19880616: Administrator McArtor announced a five point program to assist development of tiltrotor aviation, including: (1) negotiations with the Defense Department for FAA access to engineering and test data; (2) accelerated efforts in such areas as tiltrotor airspace review, criteria for flight tests and pilot training, and final aircraft certification standards; (3) establishment of a tiltrotor program organization that reported to the Administrator during McArtor’s tenure; (4) expanded research and development; and (5) stepped-up planning and development of vertiports.
19890616: FAA issued a rule limiting the distance between emergency exits on transport category planes to no more than 60 feet. The rule applied to all new transport planes certificated after July 23 and to all newly manufactured airplanes of older type designs produced after October 16, 1987. It also prevented modifications, such as deactivation of exits, to increase the distance between exits to more than the 60 foot standard.

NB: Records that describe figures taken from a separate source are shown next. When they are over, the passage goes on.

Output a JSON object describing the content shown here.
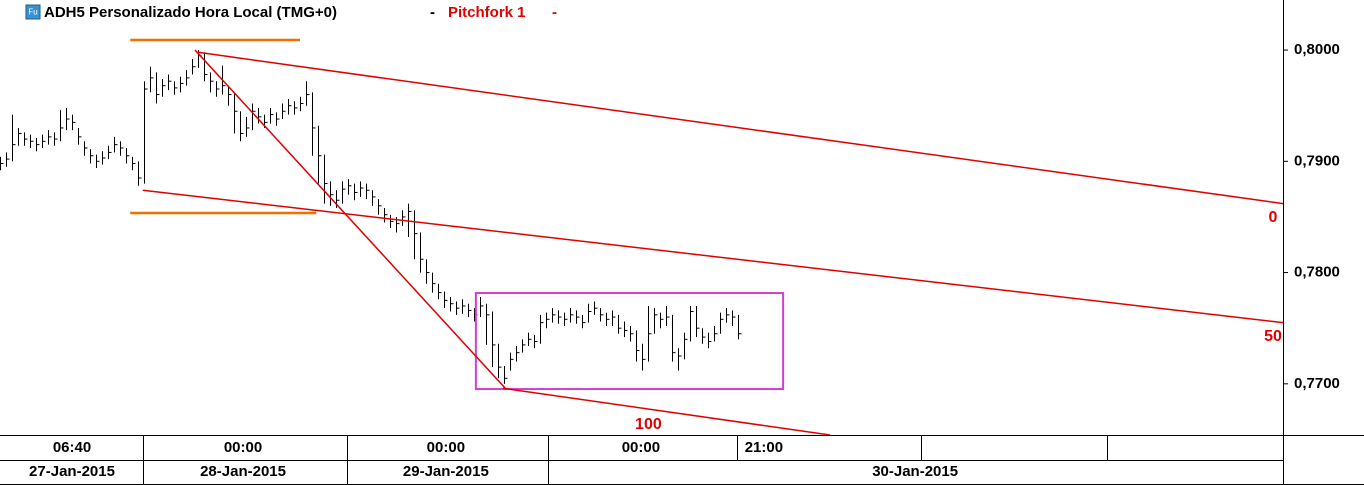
{
  "chart_data": {
    "type": "ohlc",
    "icon_label": "Fu",
    "title": "ADH5 Personalizado Hora Local (TMG+0)",
    "title_separator": "-",
    "indicator": "Pitchfork 1",
    "indicator_separator": "-",
    "color": "#000000",
    "xlim": [
      0,
      213.8
    ],
    "ylim": [
      0.7654,
      0.8045
    ],
    "yticks": [
      {
        "value": 0.77,
        "label": "0,7700"
      },
      {
        "value": 0.78,
        "label": "0,7800"
      },
      {
        "value": 0.79,
        "label": "0,7900"
      },
      {
        "value": 0.8,
        "label": "0,8000"
      }
    ],
    "xticks": [
      {
        "value": 12,
        "label": "06:40"
      },
      {
        "value": 40.5,
        "label": "00:00"
      },
      {
        "value": 74.3,
        "label": "00:00"
      },
      {
        "value": 106.8,
        "label": "00:00"
      },
      {
        "value": 127.3,
        "label": "21:00"
      }
    ],
    "date_ticks": [
      {
        "value": 12,
        "label": "27-Jan-2015"
      },
      {
        "value": 40.5,
        "label": "28-Jan-2015"
      },
      {
        "value": 74.3,
        "label": "29-Jan-2015"
      },
      {
        "value": 152.5,
        "label": "30-Jan-2015"
      }
    ],
    "high": [
      0.7904,
      0.7908,
      0.7942,
      0.793,
      0.7926,
      0.7924,
      0.7921,
      0.7924,
      0.7928,
      0.7926,
      0.7946,
      0.7948,
      0.7942,
      0.793,
      0.7918,
      0.7911,
      0.7906,
      0.7909,
      0.7914,
      0.7922,
      0.7918,
      0.7912,
      0.7904,
      0.79,
      0.7972,
      0.7985,
      0.798,
      0.7974,
      0.7978,
      0.7972,
      0.7976,
      0.7982,
      0.7992,
      0.8,
      0.7998,
      0.798,
      0.7972,
      0.7986,
      0.7968,
      0.7962,
      0.7945,
      0.794,
      0.7952,
      0.7948,
      0.7942,
      0.7948,
      0.7944,
      0.7952,
      0.7956,
      0.7954,
      0.7958,
      0.7972,
      0.7962,
      0.7932,
      0.7906,
      0.7882,
      0.7874,
      0.7882,
      0.7884,
      0.788,
      0.7882,
      0.788,
      0.7874,
      0.7866,
      0.7858,
      0.7852,
      0.785,
      0.7856,
      0.7862,
      0.7856,
      0.7836,
      0.7812,
      0.78,
      0.779,
      0.7783,
      0.7778,
      0.7774,
      0.7776,
      0.7772,
      0.7768,
      0.7778,
      0.7772,
      0.7765,
      0.7736,
      0.7716,
      0.7728,
      0.7734,
      0.774,
      0.7746,
      0.7744,
      0.7762,
      0.7764,
      0.7768,
      0.7766,
      0.7764,
      0.7768,
      0.7766,
      0.7762,
      0.7772,
      0.7774,
      0.7768,
      0.7764,
      0.7766,
      0.7762,
      0.7756,
      0.7752,
      0.7748,
      0.7736,
      0.777,
      0.7768,
      0.7764,
      0.777,
      0.7762,
      0.7732,
      0.7746,
      0.777,
      0.777,
      0.775,
      0.7746,
      0.7752,
      0.7764,
      0.7768,
      0.7766,
      0.7762
    ],
    "low": [
      0.7892,
      0.7895,
      0.79,
      0.7914,
      0.7914,
      0.7912,
      0.7909,
      0.7912,
      0.7915,
      0.7914,
      0.7918,
      0.7928,
      0.7928,
      0.7915,
      0.7905,
      0.7898,
      0.7894,
      0.7897,
      0.7902,
      0.7908,
      0.7905,
      0.7898,
      0.7892,
      0.7878,
      0.788,
      0.7962,
      0.7952,
      0.7958,
      0.7964,
      0.796,
      0.7962,
      0.7968,
      0.7978,
      0.7984,
      0.7972,
      0.7962,
      0.7958,
      0.796,
      0.795,
      0.7925,
      0.7918,
      0.7922,
      0.7928,
      0.7934,
      0.793,
      0.7934,
      0.7932,
      0.7938,
      0.7942,
      0.7942,
      0.7945,
      0.795,
      0.7905,
      0.788,
      0.7862,
      0.786,
      0.7858,
      0.7862,
      0.787,
      0.7865,
      0.7868,
      0.7866,
      0.786,
      0.7852,
      0.7845,
      0.784,
      0.7836,
      0.7842,
      0.7832,
      0.7812,
      0.78,
      0.779,
      0.7782,
      0.7776,
      0.7768,
      0.7765,
      0.7762,
      0.7763,
      0.776,
      0.7756,
      0.776,
      0.7735,
      0.7715,
      0.7705,
      0.77,
      0.7712,
      0.772,
      0.7728,
      0.7734,
      0.7732,
      0.7736,
      0.775,
      0.7755,
      0.7754,
      0.7752,
      0.7755,
      0.7754,
      0.775,
      0.7755,
      0.7762,
      0.7756,
      0.7752,
      0.7752,
      0.7745,
      0.7742,
      0.7738,
      0.772,
      0.7712,
      0.772,
      0.7745,
      0.775,
      0.7752,
      0.772,
      0.7712,
      0.7722,
      0.7738,
      0.7742,
      0.7736,
      0.7732,
      0.7738,
      0.7745,
      0.7755,
      0.7752,
      0.774
    ],
    "close": [
      0.7898,
      0.7902,
      0.7915,
      0.7925,
      0.792,
      0.7918,
      0.7915,
      0.7918,
      0.7922,
      0.792,
      0.793,
      0.7938,
      0.7935,
      0.7922,
      0.7912,
      0.7905,
      0.79,
      0.7903,
      0.7908,
      0.7915,
      0.7912,
      0.7905,
      0.7898,
      0.7885,
      0.7965,
      0.7975,
      0.796,
      0.7968,
      0.7972,
      0.7966,
      0.797,
      0.7975,
      0.7985,
      0.7995,
      0.7978,
      0.7972,
      0.7965,
      0.7968,
      0.796,
      0.7945,
      0.7925,
      0.793,
      0.7945,
      0.794,
      0.7935,
      0.7942,
      0.7938,
      0.7945,
      0.795,
      0.7948,
      0.7952,
      0.796,
      0.793,
      0.7905,
      0.788,
      0.787,
      0.7865,
      0.7875,
      0.7878,
      0.7872,
      0.7876,
      0.7874,
      0.7868,
      0.786,
      0.7852,
      0.7846,
      0.7844,
      0.785,
      0.7855,
      0.7835,
      0.7812,
      0.78,
      0.779,
      0.7782,
      0.7775,
      0.7772,
      0.7768,
      0.777,
      0.7766,
      0.7762,
      0.777,
      0.7762,
      0.7735,
      0.7715,
      0.7705,
      0.7722,
      0.7728,
      0.7735,
      0.774,
      0.7738,
      0.7755,
      0.7758,
      0.7762,
      0.776,
      0.7758,
      0.7762,
      0.776,
      0.7755,
      0.7765,
      0.7768,
      0.7762,
      0.7758,
      0.776,
      0.775,
      0.7748,
      0.7745,
      0.773,
      0.7722,
      0.7745,
      0.7762,
      0.7758,
      0.776,
      0.7728,
      0.7725,
      0.774,
      0.7765,
      0.775,
      0.7742,
      0.7738,
      0.7745,
      0.7758,
      0.7762,
      0.776,
      0.7745
    ],
    "pitchfork_color": "#e00000",
    "pitchfork": [
      {
        "label": "0",
        "points": [
          [
            33,
            0.7998
          ],
          [
            213.8,
            0.7862
          ]
        ]
      },
      {
        "label": "50",
        "points": [
          [
            23.8,
            0.7874
          ],
          [
            213.8,
            0.7755
          ]
        ]
      },
      {
        "label": "100",
        "points": [
          [
            83.8,
            0.7696
          ],
          [
            138.3,
            0.7654
          ]
        ]
      }
    ],
    "pitchfork_handle": [
      [
        32.5,
        0.8
      ],
      [
        84.2,
        0.7696
      ]
    ],
    "level_color": "#f07000",
    "levels": [
      {
        "x": [
          21.7,
          50
        ],
        "y": 0.8009
      },
      {
        "x": [
          21.7,
          52.7
        ],
        "y": 0.78535
      }
    ],
    "box_color": "#d040d0",
    "box": {
      "x": [
        79.3,
        130.5
      ],
      "y": [
        0.77816,
        0.76953
      ]
    }
  }
}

19980616: The National Transportation Safety Board reported that the probable cause of the crash of Fine Air Flight 101 onto a Miami street the previous summer was a combination of the actions of an inexperienced crew and the effects of an improperly loaded cargo. Federal investigators said that both the airline and FAA shared responsibility for failing to correct numerous safety problems. NTSB further chose this crash to address broader problems in FAA oversight of all airlines, drawing parallels to the 1996 fatal crash, also attributed to hazardous cargo, of a ValuJet DC-9. Several NTSB members suggested FAA should clean house at its flight standards office in Miami, the headquarters for five major all-cargo companies. NTSB’s official report on the cargo crash said the Miami office knew of deficiencies in Fine Air’s operations, but did not correct them.
19990616: FAA proposed to revise and strengthen federal rules for maintenance performed at domestic and foreign repair stations. The proposed new regulation would ensure that certified repair stations were held responsible for all maintenance work that was outsourced to contractors.
20080616: Acting Administrator Robert Sturgell announced the elimination of flight caps at Chicago’s O’Hare International Airport. He said O’Hare had been designated as an International Air Transport Association (IATA) Level 2 airport, a designation that required air carriers to continue providing their schedules six months in advance. In 2004, FAA capped arrivals at O’Hare at 88 during most hours of the day to reduce congestion at the world’s second-busiest airport. (See August 18, 2004; October 30, 2008.)